Having officially lost the run-off last December, Mircea Geoana, president of the Social Democratic Party, and Crin Antonescu, leader of the opposition National Liberals, said they will remain in opposition. Both are confident that their time will come sooner rather than later. According to Geoana, the present government has an "unstable" majority based on "traitors."
The traitors Geoana was referring to was none other than the RMDSZ. Together with the Social Democrats and the National Liberals, the RMDSZ had helped to bring down the government of Emil Boc in October, only to enter into a coalition three months later with their former rivals. Because of the narrow victory, Basescu was in desperate need of coalition partners and thus seemed to let bygones be bygones. In the end RMDSZ leader Bela Marko was made deputy prime minister; his party also obtained the health, environment and culture portfolios.
While some may regard such a move on the behalf of the RMDSZ as shrewd politics, others feel that the label of "traitors" or "opportunists" perhaps fits better. Much in the same way as with the statue of Gusha in Tirgu Mures, many feel that the RMDSZ is simply a party without scruples, and that Marko would lie in bed with Lucifer if necessary.
As present day politics in Romania clearly shows, the ambiguities that are part of everyday life aren't limited to merely time, space, or ethnicity, but seem to be present at all levels of Romanian society.
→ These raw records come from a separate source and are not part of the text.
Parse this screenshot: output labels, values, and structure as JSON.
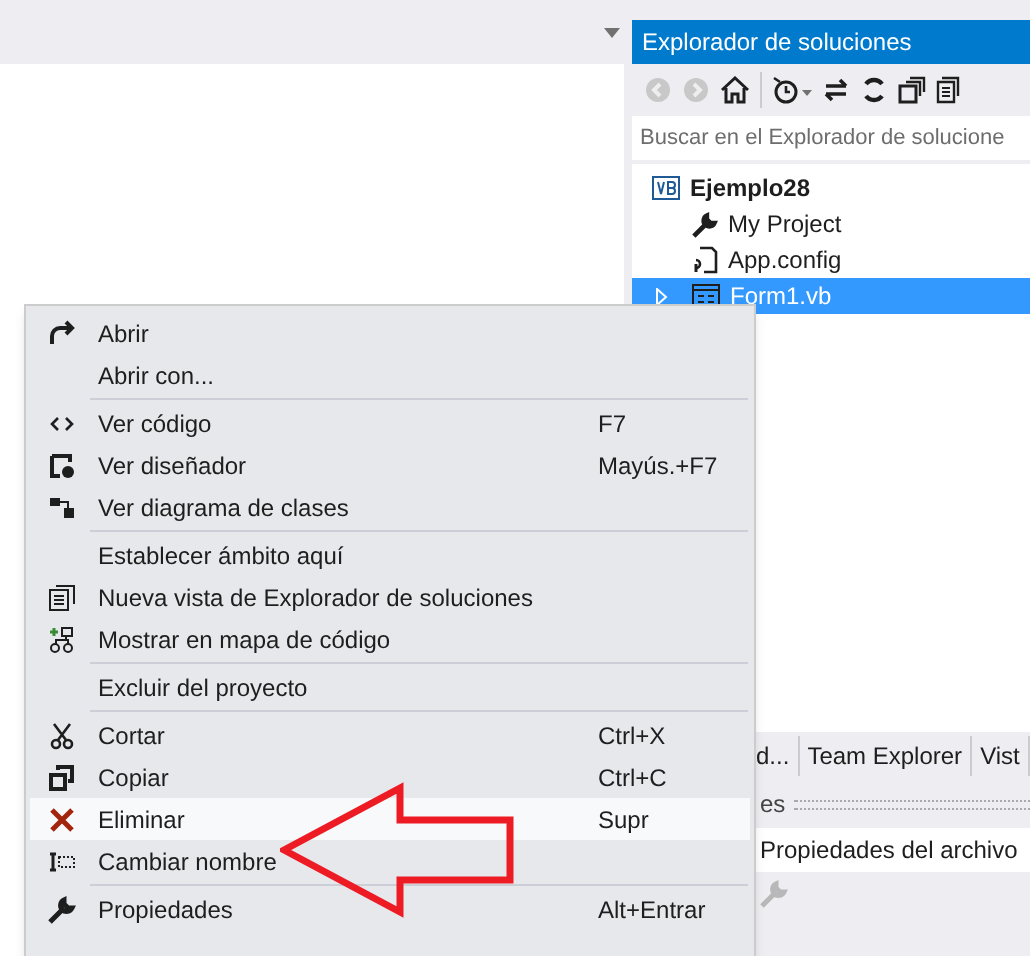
{
  "solution_explorer": {
    "title": "Explorador de soluciones",
    "search": {
      "placeholder": "Buscar en el Explorador de solucione"
    },
    "tree": [
      {
        "label": "Ejemplo28",
        "kind": "project",
        "selected": false
      },
      {
        "label": "My Project",
        "kind": "wrench",
        "selected": false
      },
      {
        "label": "App.config",
        "kind": "config",
        "selected": false
      },
      {
        "label": "Form1.vb",
        "kind": "form",
        "selected": true
      }
    ]
  },
  "bottom_tabs": [
    {
      "label": "d..."
    },
    {
      "label": "Team Explorer"
    },
    {
      "label": "Vist"
    }
  ],
  "properties": {
    "header": "es",
    "object": "Propiedades del archivo"
  },
  "context_menu": [
    {
      "kind": "item",
      "label": "Abrir",
      "selected": false
    },
    {
      "kind": "item",
      "label": "Abrir con...",
      "selected": false
    },
    {
      "kind": "separator"
    },
    {
      "kind": "item",
      "label": "Ver código",
      "shortcut": "F7",
      "selected": false
    },
    {
      "kind": "item",
      "label": "Ver diseñador",
      "shortcut": "Mayús.+F7",
      "selected": false
    },
    {
      "kind": "item",
      "label": "Ver diagrama de clases",
      "selected": false
    },
    {
      "kind": "separator"
    },
    {
      "kind": "item",
      "label": "Establecer ámbito aquí",
      "selected": false
    },
    {
      "kind": "item",
      "label": "Nueva vista de Explorador de soluciones",
      "selected": false
    },
    {
      "kind": "item",
      "label": "Mostrar en mapa de código",
      "selected": false
    },
    {
      "kind": "separator"
    },
    {
      "kind": "item",
      "label": "Excluir del proyecto",
      "selected": false
    },
    {
      "kind": "separator"
    },
    {
      "kind": "item",
      "label": "Cortar",
      "shortcut": "Ctrl+X",
      "selected": false
    },
    {
      "kind": "item",
      "label": "Copiar",
      "shortcut": "Ctrl+C",
      "selected": false
    },
    {
      "kind": "item",
      "label": "Eliminar",
      "shortcut": "Supr",
      "selected": true
    },
    {
      "kind": "item",
      "label": "Cambiar nombre",
      "selected": false
    },
    {
      "kind": "separator"
    },
    {
      "kind": "item",
      "label": "Propiedades",
      "shortcut": "Alt+Entrar",
      "selected": false
    }
  ]
}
For this reason, coming to terms with the recent past is an almost impossible task, whether it is the December revolution that brought an end to communism or the growing pains of the post communist era as exemplified by the events of Black March.
Indubitably, one thread which runs through all these ambiguities is the prevalence of those in positions of power and influence and whose lives and careers span both then and now. "Happy 20th anniversary of the revolution," wrote one blogger at the end of December, a date which not only commemorated the overthrow of Ceausescu but the formation of Basescu's new center-right government. "Can we have another one please, and get rid of all of them this time?"